Появление более взвешенных оценок «польско-российских революционных связей» сопровождалось критическим отношением исследователей к доносам. Они отмечали недостатки работы следственных комиссий, ущербность осведомителей. «Низкая результативность следственных комиссий, -писал А. В. Ремнёв, - ставит перед исследователем вполне очевидную дилемму: то ли следствие велось плохо (а просчёты в его организации очевидны), то ли наши представления о степени зрелости и мощности революционных организаций в Западной Сибири в эти годы нуждаются в серьёзном уточнении» [9, с. 43]. Распространению же доносов на польскую тему в 1860-е гг. способствовали не только рост российского революционного движения и масштабная ссылка участников Январского восстания, но также усложнение взаимоотношений Сибири с центром, низкая эффективность полицейского надзора и конкуренция управленческих организаций. Значительную часть доносов принимали местные органы власти, находившиеся в непосредственном контакте с доносителями, прежде всего полиция. Но основными пользователями и адресатами являлись жандармы, стремившиеся активной сыскной деятельностью упрочить положение своего ведомства и дискредитировать местное губернское начальство [10].

Несколько доносов россиян на поляков времён ссылки участников Январского восстания, а также отклики на них западносибирских властей вошли в сборник документов, подготовленный польско-российским коллективом историков и опубликованный в 2019 г. в Кельце [11, 8. 278-346]. Анализ этих текстов позволяет сделать несколько интересных замечаний о специфике подобного

вида документов. Например, адресная направленность доносов определялась прежде всего их содержанием. Анонимное письмо из Енисейска на имя виленского генерал-губернатора М. Н. Муравьёва, наполненное жалобами на поляков и конкретных чиновников польского происхождения, не могло быть адресовано местным властям, поскольку все они, вплоть до генерал-губернатора Восточной Сибири М. С. Корсакова, в этом доносе подверглись осуждению. Зато М. Н. Муравьёв, несмотря на то, что был далеко от описываемых автором доноса событий, уже приобрёл в глазах населения империи репутацию врага поляков и защитника русских интересов в Западном крае. «Поляки не любят Вас, - говорилось в доносе, - но русские, у коих чистое сердце не лишено божеской благодати, должны в молитвах своих поминать имя Ваше и просить Бога продлить годы жизни Вашей» [12, л. 11]. Подобные анонимные письма на имя М. Н. Муравьёва с предложениями усиления власти в Западном крае, по крестьянскому вопросу и т. д. сохранились в российских архивах [12].
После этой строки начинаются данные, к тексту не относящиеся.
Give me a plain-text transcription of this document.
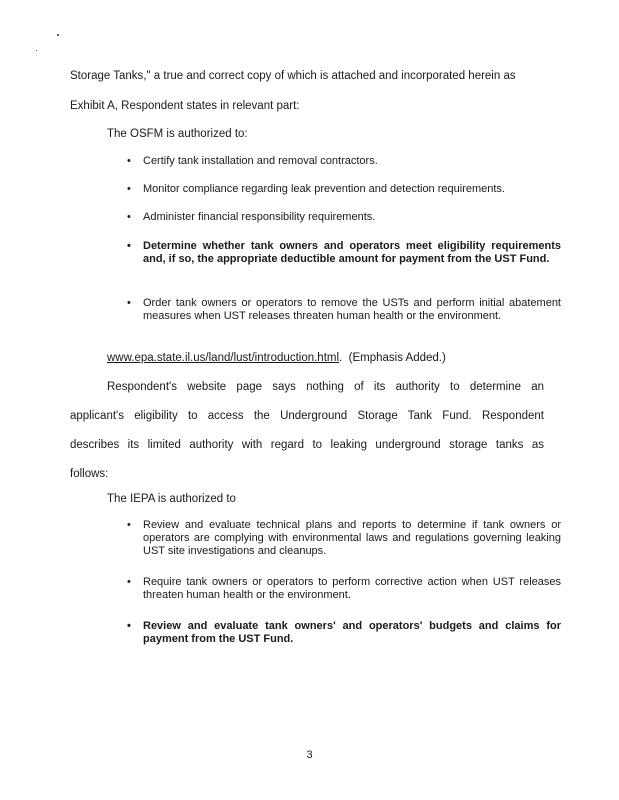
Storage Tanks," a true and correct copy of which is attached and incorporated herein as
Exhibit A, Respondent states in relevant part:
The OSFM is authorized to:
• Certify tank installation and removal contractors.
• Monitor compliance regarding leak prevention and detection requirements.
• Administer financial responsibility requirements.
• Determine whether tank owners and operators meet eligibility requirements and, if so, the appropriate deductible amount for payment from the UST Fund.
• Order tank owners or operators to remove the USTs and perform initial abatement measures when UST releases threaten human health or the environment.
www.epa.state.il.us/land/lust/introduction.html. (Emphasis Added.)
Respondent's website page says nothing of its authority to determine an
applicant's eligibility to access the Underground Storage Tank Fund. Respondent
describes its limited authority with regard to leaking underground storage tanks as
follows:
The IEPA is authorized to
• Review and evaluate technical plans and reports to determine if tank owners or operators are complying with environmental laws and regulations governing leaking UST site investigations and cleanups.
• Require tank owners or operators to perform corrective action when UST releases threaten human health or the environment.
• Review and evaluate tank owners' and operators' budgets and claims for payment from the UST Fund.
3
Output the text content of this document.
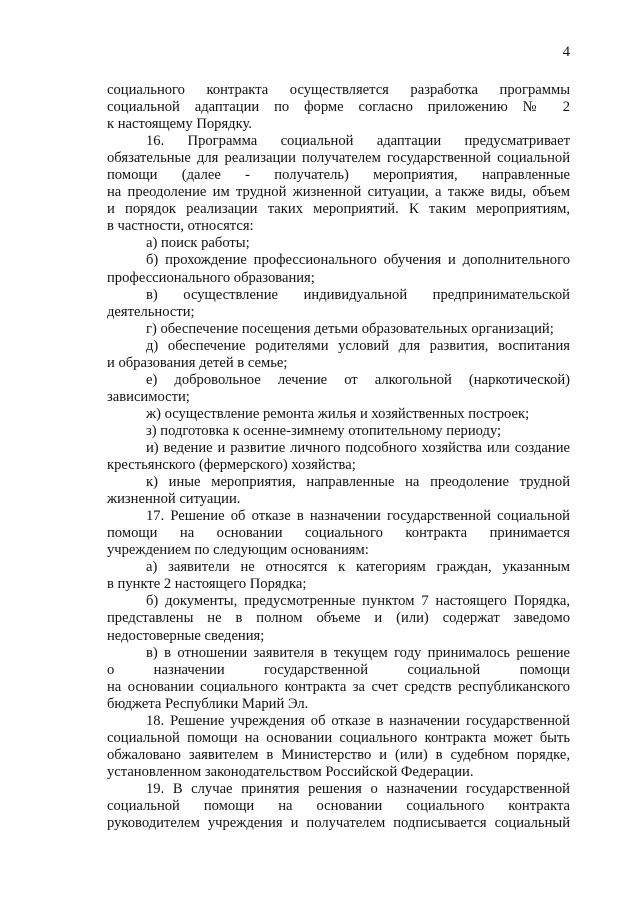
4
социального контракта осуществляется разработка программы
социальной адаптации по форме согласно приложению № 2
к настоящему Порядку.
16. Программа социальной адаптации предусматривает
обязательные для реализации получателем государственной социальной
помощи (далее - получатель) мероприятия, направленные
на преодоление им трудной жизненной ситуации, а также виды, объем
и порядок реализации таких мероприятий. К таким мероприятиям,
в частности, относятся:
а) поиск работы;
б) прохождение профессионального обучения и дополнительного
профессионального образования;
в) осуществление индивидуальной предпринимательской
деятельности;
г) обеспечение посещения детьми образовательных организаций;
д) обеспечение родителями условий для развития, воспитания
и образования детей в семье;
е) добровольное лечение от алкогольной (наркотической)
зависимости;
ж) осуществление ремонта жилья и хозяйственных построек;
з) подготовка к осенне-зимнему отопительному периоду;
и) ведение и развитие личного подсобного хозяйства или создание
крестьянского (фермерского) хозяйства;
к) иные мероприятия, направленные на преодоление трудной
жизненной ситуации.
17. Решение об отказе в назначении государственной социальной
помощи на основании социального контракта принимается
учреждением по следующим основаниям:
а) заявители не относятся к категориям граждан, указанным
в пункте 2 настоящего Порядка;
б) документы, предусмотренные пунктом 7 настоящего Порядка,
представлены не в полном объеме и (или) содержат заведомо
недостоверные сведения;
в) в отношении заявителя в текущем году принималось решение
о назначении государственной социальной помощи
на основании социального контракта за счет средств республиканского
бюджета Республики Марий Эл.
18. Решение учреждения об отказе в назначении государственной
социальной помощи на основании социального контракта может быть
обжаловано заявителем в Министерство и (или) в судебном порядке,
установленном законодательством Российской Федерации.
19. В случае принятия решения о назначении государственной
социальной помощи на основании социального контракта
руководителем учреждения и получателем подписывается социальный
Будучи различными по стилю и форме, доносы содержали некоторые обязательные элементы. Авторы уделяли место описанию своих несчастий, указывали, какой помощи они ожидают от власти, подчёркивали свою преданность правительству. Можно сказать, что в доносах происходило единение интересов доносителя и государства, а с другой стороны, проблемы государства персонифицировались и связывались с деятельностью конкретных лиц.

Некоторые факты, описанные в доносах, действительно имели место и были хорошо известны властям. Речь идёт о побегах политических преступников, фактах лояльного отношения к полякам представителей власти, примерах попустительства чиновников. Значительная же часть информации не имела реальной основы, но вынуждала власти реагировать на сигнал. Так, 90 поляков были высланы из Томска в 1865 г. после того, как пронёсся слух о том, что они собираются поджечь город. Но когда следствие не подтвердило слухи, полякам разрешили вернуться [13, с. 198; 14, с. 42].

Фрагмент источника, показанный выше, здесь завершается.